It is known to stabilize a projectile in flight, thereby preventing tumbling, by ensuring that the centre of lift (also referred to as the center of pressure) is aft of the center of gravity of the projectile. The larger the static margin, which is the distance between the center of lift and the center of gravity as a proportion of the projectile length, the more stable the projectile is in flight. While a projectile may be stable at launch, events such as jettisoning of part of the projectile or of the body to which the projectile was previously attached during an earlier flight phase can cause the static margin to be altered such that it may no longer be sufficient to ensure stable flight.
It is also known to cause the centre of lift to move upon the occurrence of an event that changes the static margin, such as the aforementioned jettisoning of a body previously attached to the projectile.
For example, U.S. Pat.
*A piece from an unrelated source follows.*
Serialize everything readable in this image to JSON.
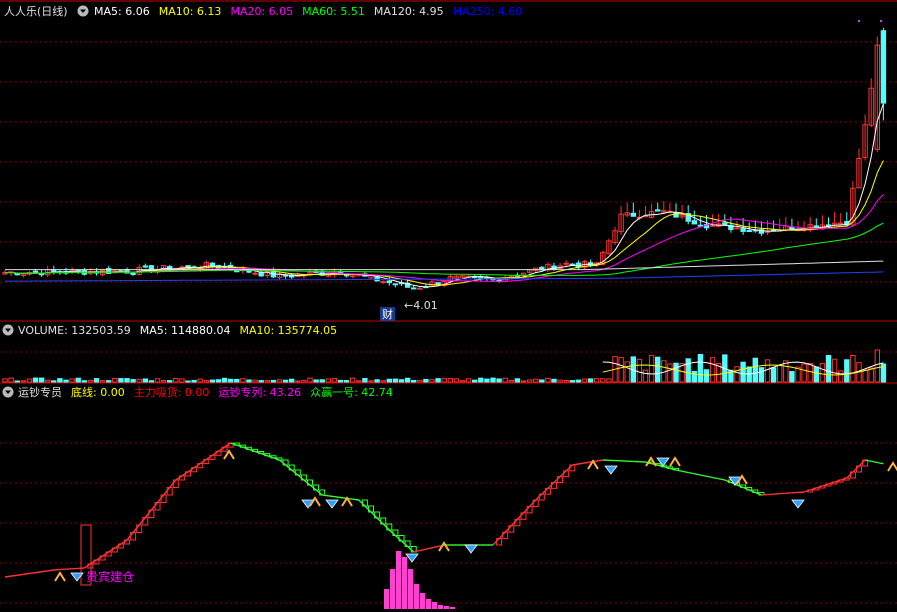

No. 6,871,818 and U.S. Pat. No. 6,869,043 each discloses a flare disposed toward the rear of the projectile, the flare having petals that deploy from a first, stowed position to a second, deployed position upon the occurrence of the event. In the stowed position, the petals are aligned with the air stream, in order to minimize drag. In the deployed position, the petals project into the air stream in such a way as to move the lift center rearward. A slide ring within the flare has sufficient inertia that it shifts aft in response to an acceleration that occurs when the attached body and the projectile are separated from one another. The slide ring is linked to the petals in such a way that the petals are deployed by the displacement of the slide ring. The slide ring is prevented from moving aft during launch of the projectile by slide supports which separate from the aft body when the separation event occurs. Detents lock the slide ring in its displaced position.
In U.S. Pat. No. 6,723,972, a method and apparatus are disclosed for planar actuation of a flared surface to control a vehicle. According to one aspect, there is disclosed an apparatus for controlling a vehicle capable of moving through a fluid medium. The apparatus includes a flare; a planar yoke operably associated with the flare; a plurality of actuators capable of moving the planar yoke to manipulate the flare through the operable association between the planar yoke and the flare; and a load bearing structure through which the translating means imparts a moment from the flare to the vehicle. According to another aspect, there is disclosed a method for controlling the maneuvering of a vehicle capable of moving through a fluid medium. The method includes moving a planar yoke to deflect at least a portion of a flare.